It’s safe to go ahead and guess that even if there weren’t promises of name-your-price downloads and super-deluxe formats, any new Radiohead album would still be an excuse for hundreds of overwrought, state-of-the-industry type pieces coming from all angles. They’re a band that garners the same kind of self-reflective reaction no matter what they do, simply by being one of a few prematurely canonized groups still putting out records on a semi-regular basis. This time around, they just happened to make everyone’s jobs a little easier with a built-in abstract marketing plan, which can be summed up as follows: ten days notice on the release date (pretty brilliant), no set price for a download (awfully generous), an optional overpriced box set (whatever) and a physical CD hitting stores sometime next year (weak, but the million-plus people who already downloaded the thing probably couldn’t care less).
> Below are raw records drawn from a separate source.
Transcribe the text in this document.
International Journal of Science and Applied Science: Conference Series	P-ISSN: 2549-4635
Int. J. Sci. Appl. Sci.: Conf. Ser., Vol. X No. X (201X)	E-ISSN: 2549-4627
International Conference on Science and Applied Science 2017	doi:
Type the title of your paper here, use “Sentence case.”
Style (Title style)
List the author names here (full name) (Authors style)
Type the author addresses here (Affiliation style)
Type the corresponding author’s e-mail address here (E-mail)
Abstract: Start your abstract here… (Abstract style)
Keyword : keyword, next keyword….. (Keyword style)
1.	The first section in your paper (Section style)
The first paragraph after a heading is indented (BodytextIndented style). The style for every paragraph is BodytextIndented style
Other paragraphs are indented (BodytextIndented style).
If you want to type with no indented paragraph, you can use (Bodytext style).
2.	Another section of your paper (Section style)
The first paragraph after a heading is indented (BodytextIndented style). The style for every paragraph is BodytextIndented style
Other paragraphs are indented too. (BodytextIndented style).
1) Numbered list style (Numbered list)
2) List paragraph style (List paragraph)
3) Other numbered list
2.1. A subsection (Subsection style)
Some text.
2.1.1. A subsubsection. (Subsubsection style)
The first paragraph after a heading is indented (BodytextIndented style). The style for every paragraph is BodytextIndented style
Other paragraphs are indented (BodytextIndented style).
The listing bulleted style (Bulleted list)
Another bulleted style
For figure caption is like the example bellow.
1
To some, the meticulous control over how listeners access In Rainbows smacks of Radiohead’s notorious pretentiousness; to others, it’s a revolutionary business model. Either way, the stunt’s not much of a shock coming from Radiohead — any less-successful band could never consider it. The long-term effects probably won’t amount to much, which makes it easier to focus on the small matter that In Rainbows is actually a pretty great album.
It doesn’t aim for weirdness and, at least for the typically lofty Radiohead, it’s not too dense. The album — much like the marketing plan — is an admission that this band can afford, both literally and figuratively, to do as they please. Thanks to the transformative arc of The Bends, OK Computer and Kid A, they’ve already been dubbed “classic,” “essential,” and “the biggest band in the world”; no new material’s going to sway those designations in either direction. In Rainbows is like their Who’s Next or their Physical Graffiti: it’s a late-career record that will never be considered as “influential” as their big three, but it’s a lot easier to swallow as a result.
The last time it seemed as though Radiohead might have been functioning as a real live rock band was 2003’s Hail to the Thief, supposedly released after a 14-day recording session. The result was a guitar-heavy experiment that most were quick to call a “return to form,” but it was too scattered to function as any such thing. Instead, it felt like a quick work-up of some Thom Yorke demo tapes. In Rainbows, on the other hand, sees the band playing as a band. There’s proof in portions of ‘Nude’ being collaboratively written in the 1998 documentary Meeting People is Easy, but there’s also the knowledge from OK Computer and Kid A that these guys can stretch out for months in a studio and actually sound like they’ve utilized the time and space. Again, it’s not a luxury most bands can afford, but at least this one’s making good on the promise.
There are still shades of weird, arty Radiohead about the album, mostly in the form of Yorke’s slurry, incomprehensible vocals. His 2006 solo album made clear he was still into heavy electronics and the more discomfiting aspects of his own voice, but with the band behind him, he feels a little displaced. The other four spend most of the songs in a steady lockstep, vaguely rocking out on ‘Bodysnatchers’ and ‘Jigsaw Falling into Place,’ playing up jazzier rhythms on ‘15 Step’ and ‘Weird Fishes,’ and meandering through dark, spacey templates on ‘Nude’ and ‘Videotape.’ Yorke falls in and out of sync with them, often getting lost in his high, lonely register. But he’s always been the figure that aimed to keep the weirdness flowing — In Rainbows is no exception.
In the end, it’s a well-balanced record, almost to the extent that it plays into the download-only format. For the first time since maybe The Bends, Radiohead’s put out a completely non-cohesive album, which makes sense for one that, at least until December, exists only as a folder of mp3s. There’s not much logic to the sequencing other than the frontloading of the two best songs, and the lyrics are too thoroughly mumbled to draw any sort of connections. Plus, any of these tracks could be shuffled into the Radiohead catalog and work alongside bits from throughout the band’s career. It probably wasn’t a deliberate move, but it’s convenient anyway — these ten songs work nicely as part of the sprawling iTunes libraries most Radiohead fans probably cultivate. Quibbles over formats, labels and business aside, the album just makes sense, both as a piece of pop music coming out at a strange time for pop music, and as yet another stunt from a consistently iconoclastic band. Will it save the music industry? Probably not. But it’ll set a better example than The Next Great American Band.